Helmut Helmut Oberdiek * 18.9.1947 — † 27.4.2016
Das strukturelle Problem (Umgang mit Foltervorwürfen und Verwenden erfolterter Aussagen als Beweis)

Ich kann das strukturelle Problem ("pattern") wie folgt beschreiben:

Die mit der Aufklärung von Straftaten beauftragte Polizei (auf dem Land die Gendarmerie) hatte und (in der Mehrheit) hat immer noch die Angewohnheit, nicht anhand von Beweismitteln die Täter zu ermitteln, sondern sie versuchte (und versucht), über die Verdächtigen an die Beweismittel zu gelangen. Die Staatsanwaltschaften (quasi als Auftraggeber der Sicherheitskräfte) haben die bei einer solchen Vorgehensweise (fast zwangsläufig) angewandten verbotenen Verhörmethoden entgegen der Vorschrift nicht kritisiert.
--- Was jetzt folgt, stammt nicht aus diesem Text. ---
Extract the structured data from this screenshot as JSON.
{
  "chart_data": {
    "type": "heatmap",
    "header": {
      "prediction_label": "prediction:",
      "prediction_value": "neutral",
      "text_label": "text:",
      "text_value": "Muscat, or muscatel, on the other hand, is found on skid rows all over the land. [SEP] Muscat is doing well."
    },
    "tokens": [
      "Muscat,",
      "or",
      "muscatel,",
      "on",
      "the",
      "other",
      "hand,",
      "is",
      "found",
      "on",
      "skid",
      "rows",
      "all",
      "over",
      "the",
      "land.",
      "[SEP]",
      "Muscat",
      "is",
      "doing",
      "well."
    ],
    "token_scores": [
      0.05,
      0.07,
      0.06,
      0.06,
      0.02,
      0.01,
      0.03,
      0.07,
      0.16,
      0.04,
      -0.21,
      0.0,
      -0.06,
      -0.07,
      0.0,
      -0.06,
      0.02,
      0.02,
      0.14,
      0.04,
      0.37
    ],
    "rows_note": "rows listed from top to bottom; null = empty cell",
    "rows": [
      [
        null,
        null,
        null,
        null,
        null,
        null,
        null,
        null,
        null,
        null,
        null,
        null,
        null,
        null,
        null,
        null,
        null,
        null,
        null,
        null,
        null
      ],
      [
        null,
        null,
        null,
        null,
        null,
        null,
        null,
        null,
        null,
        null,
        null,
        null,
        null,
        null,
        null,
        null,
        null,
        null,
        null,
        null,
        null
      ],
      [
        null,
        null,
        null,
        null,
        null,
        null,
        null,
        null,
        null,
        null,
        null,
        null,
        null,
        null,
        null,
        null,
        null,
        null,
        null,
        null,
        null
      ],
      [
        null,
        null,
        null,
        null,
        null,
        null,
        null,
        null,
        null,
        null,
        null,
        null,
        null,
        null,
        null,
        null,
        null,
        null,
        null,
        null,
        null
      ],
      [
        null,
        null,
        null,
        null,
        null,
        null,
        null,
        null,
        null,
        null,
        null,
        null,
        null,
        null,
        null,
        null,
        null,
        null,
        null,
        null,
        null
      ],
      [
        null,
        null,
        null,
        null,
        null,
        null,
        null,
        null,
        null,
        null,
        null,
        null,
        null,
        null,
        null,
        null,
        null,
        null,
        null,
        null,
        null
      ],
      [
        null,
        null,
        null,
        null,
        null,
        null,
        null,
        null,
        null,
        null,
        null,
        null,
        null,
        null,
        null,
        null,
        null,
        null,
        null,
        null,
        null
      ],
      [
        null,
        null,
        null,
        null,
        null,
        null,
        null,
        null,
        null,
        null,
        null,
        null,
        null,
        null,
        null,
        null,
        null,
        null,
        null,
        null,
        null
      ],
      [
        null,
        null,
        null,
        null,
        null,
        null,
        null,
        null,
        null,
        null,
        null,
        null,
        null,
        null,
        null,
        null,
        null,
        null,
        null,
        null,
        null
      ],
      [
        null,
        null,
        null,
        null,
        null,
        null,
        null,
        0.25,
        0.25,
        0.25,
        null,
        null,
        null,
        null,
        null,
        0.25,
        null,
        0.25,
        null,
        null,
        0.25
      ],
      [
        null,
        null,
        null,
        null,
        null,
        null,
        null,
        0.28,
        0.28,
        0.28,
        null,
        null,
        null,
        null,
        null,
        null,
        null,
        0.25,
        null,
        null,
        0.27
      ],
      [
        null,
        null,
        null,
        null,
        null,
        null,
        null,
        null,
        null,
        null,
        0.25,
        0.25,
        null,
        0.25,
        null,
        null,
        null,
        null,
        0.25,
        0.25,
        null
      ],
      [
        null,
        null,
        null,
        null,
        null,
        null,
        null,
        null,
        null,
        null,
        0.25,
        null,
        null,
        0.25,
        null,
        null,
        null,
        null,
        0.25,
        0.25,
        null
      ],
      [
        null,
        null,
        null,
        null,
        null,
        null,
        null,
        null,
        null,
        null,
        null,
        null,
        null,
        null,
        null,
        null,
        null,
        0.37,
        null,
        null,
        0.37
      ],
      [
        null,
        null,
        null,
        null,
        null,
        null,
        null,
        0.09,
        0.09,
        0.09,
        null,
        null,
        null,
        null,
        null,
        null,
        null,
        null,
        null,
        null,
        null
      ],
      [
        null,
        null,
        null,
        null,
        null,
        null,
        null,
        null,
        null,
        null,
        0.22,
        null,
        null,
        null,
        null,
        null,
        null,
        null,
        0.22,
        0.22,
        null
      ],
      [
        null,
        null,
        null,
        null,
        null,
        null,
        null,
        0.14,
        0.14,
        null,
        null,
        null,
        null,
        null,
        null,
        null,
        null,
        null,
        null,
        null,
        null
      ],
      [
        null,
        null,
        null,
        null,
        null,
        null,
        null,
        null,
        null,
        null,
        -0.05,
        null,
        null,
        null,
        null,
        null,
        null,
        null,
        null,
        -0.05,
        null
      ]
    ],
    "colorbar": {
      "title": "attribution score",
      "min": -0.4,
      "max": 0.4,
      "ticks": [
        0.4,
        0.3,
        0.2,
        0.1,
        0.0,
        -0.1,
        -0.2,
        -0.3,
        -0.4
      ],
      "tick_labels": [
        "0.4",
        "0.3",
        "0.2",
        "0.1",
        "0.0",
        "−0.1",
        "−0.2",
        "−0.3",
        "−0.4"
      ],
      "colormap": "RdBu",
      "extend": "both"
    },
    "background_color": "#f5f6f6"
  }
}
Die ungesetzlich erzielten "Fahndungserfolge" schlugen (und schlagen) sich in Protokollen (fezleke) der Sicherheitskräfte an die Staatsanwaltschaften nieder. In der überwiegenden Zahl der Verfahren (besonders der politischen Verfahren) findet sich das Protokoll der Ermittler fast identisch in der Anklageschrift und am Ende auch im Urteil wieder.
Sowohl in den Verhören mit dem Ziel, eine Anklage zu erheben, bzw. Haftbefehle auszustellen als auch in den Hauptverhandlungen haben sich Staatsanwälte und Richter sozusagen "taub" gestellt, wenn Foltervorwürfe erhoben wurden. Sie sind ihrer Verpflichtung, sofort Ermittlungen einzuleiten, nicht nachgekommen und haben keine eigene Einschätzung der Korrektheit solcher Vorwürfe vorgenommen. Hierzu wären sie aber verpflichtet gewesen, bevor sie über die Verwertbarkeit von Aussagen entscheiden, die auf solche Weise entstanden sind.